Symantec Revamps Security OfferingsExperts Ponder Whether Anti-Virus Market is 'Dead'
Symantec is taking a new approach to advanced threat protection by revamping its security offerings in an effort to enable quicker detection and response to security incidents.
The company's announcement of a new strategy comes after Brian Dye, senior vice president of Symantec Information Security, told The Wall Street Journal that the market for anti-malware software, Symantec's long-time core product, "is dead."

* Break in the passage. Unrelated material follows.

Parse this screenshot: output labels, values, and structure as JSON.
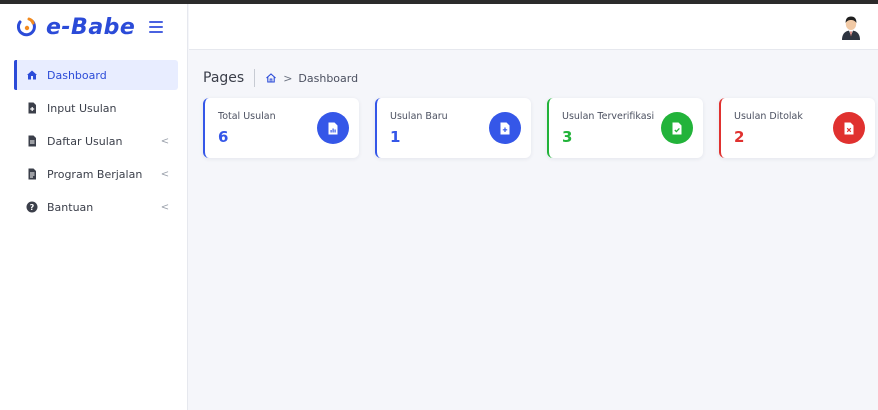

Elizabeth Soares, a spokeswoman for Symantec, followed up on Dye's statement, saying: "The era of AV-only is over. Companies need comprehensive attack prevention that integrates the full range of security technologies." But anti-virus applications continue to be an important part of the company's portfolio, Soares says. "Combined with intelligence and other technologies we are pioneering, we can solve larger customer problems."
Symantec's new approach to security is a welcome sign given the rapidly evolving threat environment, says Shirley Inscoe, a fraud analyst at Aite Group. "It is a whole new world, and it is good to see a major firm admit they must make radical changes in philosophy, approach and product to provide the security needed," she says.
New Security Offerings
Within the next six months, Symantec will introduce a new incident response service as well as a new intelligence service, which will provide threat visibility and analytics. The company will offer advanced reports on threat actors, providing "visibility into the types of attacks that may target an organization," according to the announcement.
Symantec also is developing a new product, the Advanced Threat Protection Solution, which is scheduled to be in beta testing within six months and generally available within the next 12 months. This end-to-end solution will deliver integrated advanced threat protection - across the endpoint, e-mail and gateway - to provide customers with detection and response capabilities at each control point, the company says.
"To successfully defend against the types of targeted attacks we're seeing today, you need to expand the focus from prevention to detection and response," Dye says in the announcement. "Network security alone isn't going to solve the problem. Adversaries are targeting all control points, from the gateway to e-mail to the endpoint. Organizations need security across these control points working together, with incident response capabilities and global information intelligence, to beat the bad guys."
Is Anti-Virus Software Dead?
The comment from Symantec's Dye on the market for anti-virus apps being "dead" was met with differing views from security experts.
"For the sake of argument, if anti-virus catches one-third of all incoming viruses, it means you have to spend 30 percent less time cleaning up infected systems," says Anton Chuvakin, a research vice president at the consultancy Gartner.
"To me, it is still pretty useful," he adds. "At what level of effectiveness would you state that a technology is dead? Frankly, nothing in security is ever dead."
But Inscoe of Aite Group sees anti-virus software as being "fairly useless" given today's threatscape. "The types of threats in today's environment evolve so rapidly, anti-virus software is outdated by the time it is installed," she says. "So, as a stand-alone protection, it is dead."
Inscoe also argues the change in attitude towards anti-virus applications is a result of cybercriminals becoming increasingly sophisticated in finding new ways to gain access to sensitive information. "They find a vulnerability nobody even thought about from a security perspective," she says. "End-point to end-point security really is a basic requirement going forward."
Effective security requires a blend of many solutions, Chuvakin says, including those that are host- and network-based, signature- and anomaly-based, and prevention and detection and response-based. "No one tool type will rule the threat mitigation landscape."